The fox rescues the little prince from the despair he had fallen into on seeing a garden full of roses on Earth—until that point, the prince had believed his flower (who was also a rose) when she told him that she was the only one of her kind in the universe.
But after the prince tames him, the fox tells him to go again to see the roses in the garden, and that this time, the prince will see that his rose is indeed unique.
And this is exactly what the prince realizes. He tells these roses:
“To be sure, an ordinary passerby would think that my rose looked just like you….But in herself alone she is more important than all the hundreds of you other roses: because it is she that I have watered;…because it is she that I have listened to when she grumbled, or boasted, or even sometimes when she said nothing. Because she is my rose.” (21.54)

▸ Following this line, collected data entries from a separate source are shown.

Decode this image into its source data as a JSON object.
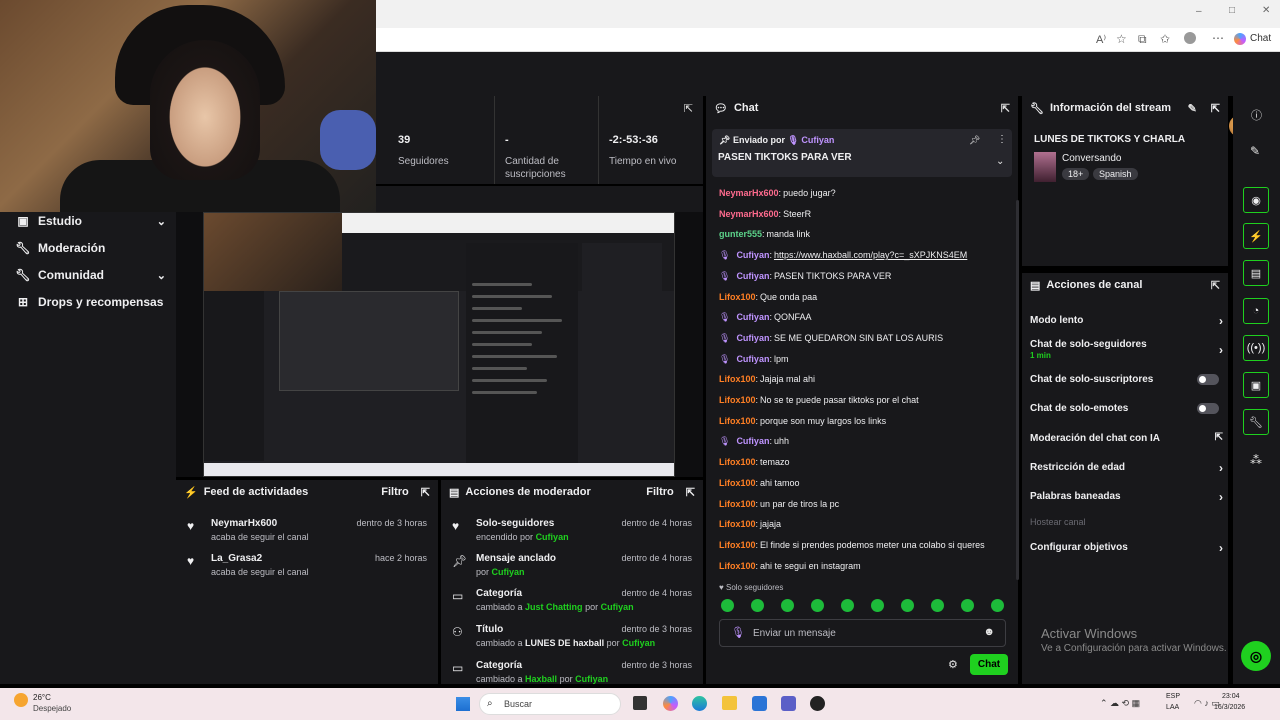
{
  "browser": {
    "window_controls": [
      "–",
      "□",
      "✕"
    ],
    "profile_label": "Chat"
  },
  "stats": [
    {
      "value": "39",
      "label": "Seguidores"
    },
    {
      "value": "-",
      "label": "Cantidad de suscripciones"
    },
    {
      "value": "-2:-53:-36",
      "label": "Tiempo en vivo"
    }
  ],
  "sidebar": {
    "items": [
      {
        "label": "Estudio",
        "icon": "studio-icon",
        "has_chevron": true
      },
      {
        "label": "Moderación",
        "icon": "wrench-icon",
        "has_chevron": false
      },
      {
        "label": "Comunidad",
        "icon": "wrench-icon",
        "has_chevron": true
      },
      {
        "label": "Drops y recompensas",
        "icon": "gift-icon",
        "has_chevron": false
      }
    ]
  },
  "chat": {
    "title": "Chat",
    "pinned": {
      "sent_by": "Enviado por",
      "user": "Cufiyan",
      "text": "PASEN TIKTOKS PARA VER"
    },
    "messages": [
      {
        "user": "NeymarHx600",
        "text": "puedo jugar?",
        "color": "pink",
        "badge": false
      },
      {
        "user": "NeymarHx600",
        "text": "SteerR",
        "color": "pink",
        "badge": false
      },
      {
        "user": "gunter555",
        "text": "manda link",
        "color": "teal",
        "badge": false
      },
      {
        "user": "Cufiyan",
        "text": "",
        "link": "https://www.haxball.com/play?c=_sXPJKNS4EM",
        "color": "purple",
        "badge": true
      },
      {
        "user": "Cufiyan",
        "text": "PASEN TIKTOKS PARA VER",
        "color": "purple",
        "badge": true
      },
      {
        "user": "Lifox100",
        "text": "Que onda paa",
        "color": "orange",
        "badge": false
      },
      {
        "user": "Cufiyan",
        "text": "QONFAA",
        "color": "purple",
        "badge": true
      },
      {
        "user": "Cufiyan",
        "text": "SE ME QUEDARON SIN BAT LOS AURIS",
        "color": "purple",
        "badge": true
      },
      {
        "user": "Cufiyan",
        "text": "lpm",
        "color": "purple",
        "badge": true
      },
      {
        "user": "Lifox100",
        "text": "Jajaja mal ahi",
        "color": "orange",
        "badge": false
      },
      {
        "user": "Lifox100",
        "text": "No se te puede pasar tiktoks por el chat",
        "color": "orange",
        "badge": false
      },
      {
        "user": "Lifox100",
        "text": "porque son muy largos los links",
        "color": "orange",
        "badge": false
      },
      {
        "user": "Cufiyan",
        "text": "uhh",
        "color": "purple",
        "badge": true
      },
      {
        "user": "Lifox100",
        "text": "temazo",
        "color": "orange",
        "badge": false
      },
      {
        "user": "Lifox100",
        "text": "ahi tamoo",
        "color": "orange",
        "badge": false
      },
      {
        "user": "Lifox100",
        "text": "un par de tiros la pc",
        "color": "orange",
        "badge": false
      },
      {
        "user": "Lifox100",
        "text": "jajaja",
        "color": "orange",
        "badge": false
      },
      {
        "user": "Lifox100",
        "text": "El finde si prendes podemos meter una colabo si queres",
        "color": "orange",
        "badge": false
      },
      {
        "user": "Lifox100",
        "text": "ahi te segui en instagram",
        "color": "orange",
        "badge": false
      }
    ],
    "mode_label": "Solo seguidores",
    "input_placeholder": "Enviar un mensaje",
    "send_label": "Chat"
  },
  "stream_info": {
    "title": "Información del stream",
    "stream_title": "LUNES DE TIKTOKS Y CHARLA",
    "category": "Conversando",
    "tags": [
      "18+",
      "Spanish"
    ]
  },
  "channel_actions": {
    "title": "Acciones de canal",
    "items": [
      {
        "label": "Modo lento",
        "control": "chevron"
      },
      {
        "label": "Chat de solo-seguidores",
        "sub": "1 min",
        "control": "chevron"
      },
      {
        "label": "Chat de solo-suscriptores",
        "control": "toggle"
      },
      {
        "label": "Chat de solo-emotes",
        "control": "toggle"
      },
      {
        "label": "Moderación del chat con IA",
        "control": "external"
      },
      {
        "label": "Restricción de edad",
        "control": "chevron"
      },
      {
        "label": "Palabras baneadas",
        "control": "chevron"
      },
      {
        "label": "Hostear canal",
        "control": "disabled"
      },
      {
        "label": "Configurar objetivos",
        "control": "chevron"
      }
    ]
  },
  "activity_feed": {
    "title": "Feed de actividades",
    "filter": "Filtro",
    "items": [
      {
        "name": "NeymarHx600",
        "sub": "acaba de seguir el canal",
        "time": "dentro de 3 horas"
      },
      {
        "name": "La_Grasa2",
        "sub": "acaba de seguir el canal",
        "time": "hace 2 horas"
      }
    ]
  },
  "mod_actions": {
    "title": "Acciones de moderador",
    "filter": "Filtro",
    "items": [
      {
        "name": "Solo-seguidores",
        "sub_pre": "encendido por",
        "sub_mid": "",
        "sub_user": "Cufiyan",
        "time": "dentro de 4 horas",
        "icon": "heart-icon"
      },
      {
        "name": "Mensaje anclado",
        "sub_pre": "por",
        "sub_mid": "",
        "sub_user": "Cufiyan",
        "time": "dentro de 4 horas",
        "icon": "pin-icon"
      },
      {
        "name": "Categoría",
        "sub_pre": "cambiado a",
        "sub_mid": "Just Chatting",
        "sub_user": "Cufiyan",
        "time": "dentro de 4 horas",
        "icon": "category-icon"
      },
      {
        "name": "Título",
        "sub_pre": "cambiado a",
        "sub_mid": "LUNES DE haxball",
        "sub_user": "Cufiyan",
        "time": "dentro de 3 horas",
        "icon": "title-icon"
      },
      {
        "name": "Categoría",
        "sub_pre": "cambiado a",
        "sub_mid": "Haxball",
        "sub_user": "Cufiyan",
        "time": "dentro de 3 horas",
        "icon": "category-icon"
      }
    ],
    "by": "por"
  },
  "watermark": {
    "line1": "Activar Windows",
    "line2": "Ve a Configuración para activar Windows."
  },
  "taskbar": {
    "weather_temp": "26°C",
    "weather_desc": "Despejado",
    "search_placeholder": "Buscar",
    "lang1": "ESP",
    "lang2": "LAA",
    "time": "23:04",
    "date": "16/3/2026"
  },
  "colors": {
    "accent": "#1fd01f",
    "panel": "#18181b",
    "bg": "#000000"
  }
}
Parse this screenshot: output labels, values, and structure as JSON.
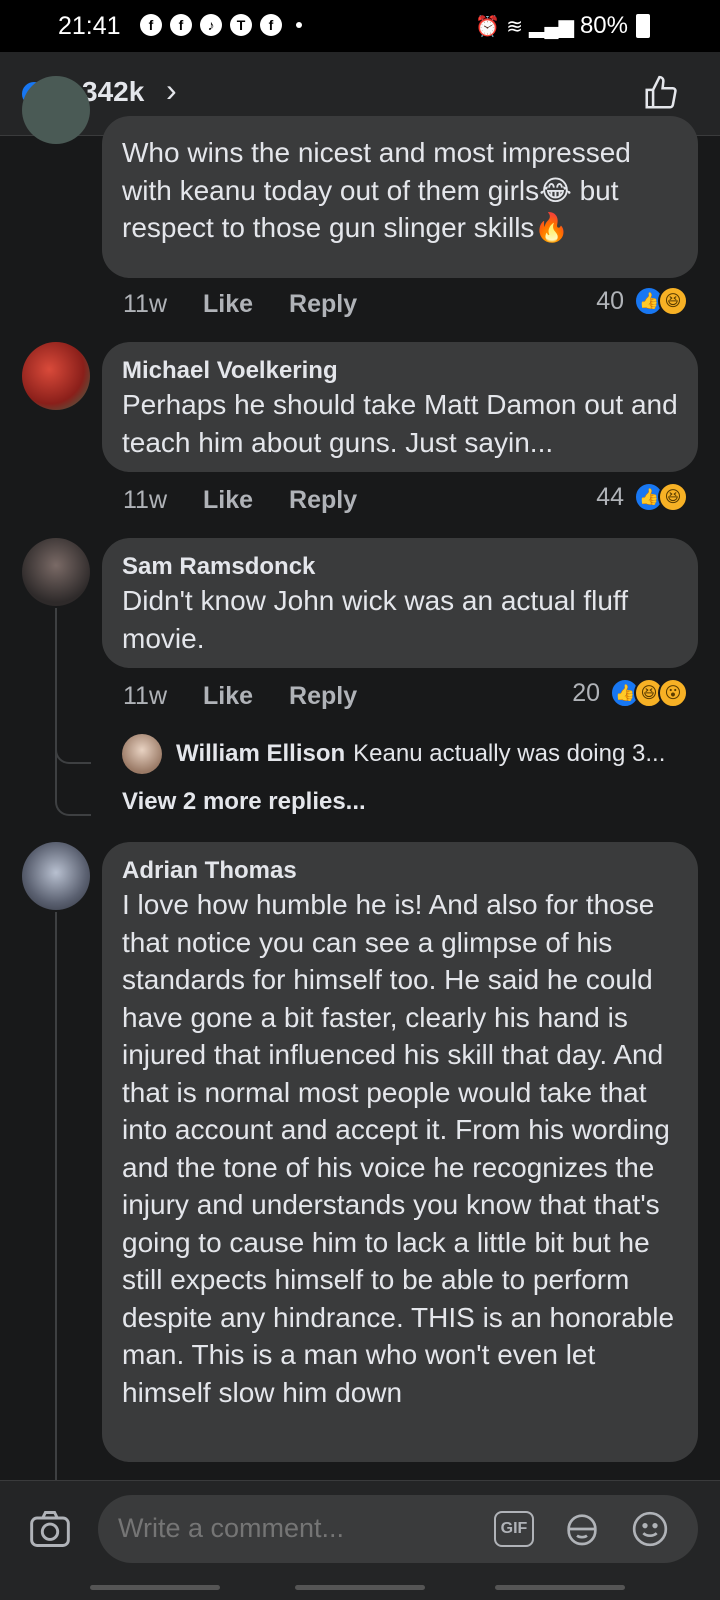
{
  "status_bar": {
    "time": "21:41",
    "battery": "80%"
  },
  "header": {
    "reaction_count": "342k"
  },
  "comments": [
    {
      "text_partial": "Who wins the nicest and most impressed with keanu today out of them girls😂 but respect to those gun slinger skills🔥",
      "time": "11w",
      "like": "Like",
      "reply": "Reply",
      "reaction_count": "40"
    },
    {
      "author": "Michael Voelkering",
      "text": "Perhaps he should take Matt Damon out and teach him about guns.  Just sayin...",
      "time": "11w",
      "like": "Like",
      "reply": "Reply",
      "reaction_count": "44"
    },
    {
      "author": "Sam Ramsdonck",
      "text": "Didn't know John wick was an actual fluff movie.",
      "time": "11w",
      "like": "Like",
      "reply": "Reply",
      "reaction_count": "20",
      "reply_preview": {
        "author": "William Ellison",
        "text": "Keanu actually was doing 3..."
      },
      "view_more": "View 2 more replies..."
    },
    {
      "author": "Adrian Thomas",
      "text": "I love how humble he is! And also for those that notice you can see a glimpse of his standards for himself too. He said he could have gone a bit faster, clearly his hand is injured that influenced his skill that day. And that is normal most people would take that into account and accept it. From his wording and the tone of his voice he recognizes the injury and understands you know that that's going to cause him to lack a little bit but he still expects himself to be able to perform despite any hindrance. THIS is an honorable man. This is a man who won't even let himself slow him down"
    }
  ],
  "composer": {
    "placeholder": "Write a comment...",
    "gif_label": "GIF"
  }
}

(Awww.) This is the most important realization that the little prince makes about his relationship, and it is the fox’s wise words that guide him to it.

“Life: A Guide” by Mr. Fox

The fox tells the prince a “secret,” which includes all of this:
  • “What is essential is invisible to the eye.” (21.58)
  • “It is the time you have wasted for your rose that makes your rose so important.” (21.60)
  • “You become responsible, forever, for what you have tamed.” (21.63)
Why does he call it a “secret”? Shmoop thinks that it’s the “secret” to meaningful friendships and relationships. And these, friends, are the fox’s final words before the little prince leaves him to continue with his adventures. He is now a changed prince: wiser, and fully equipped with relationship advice.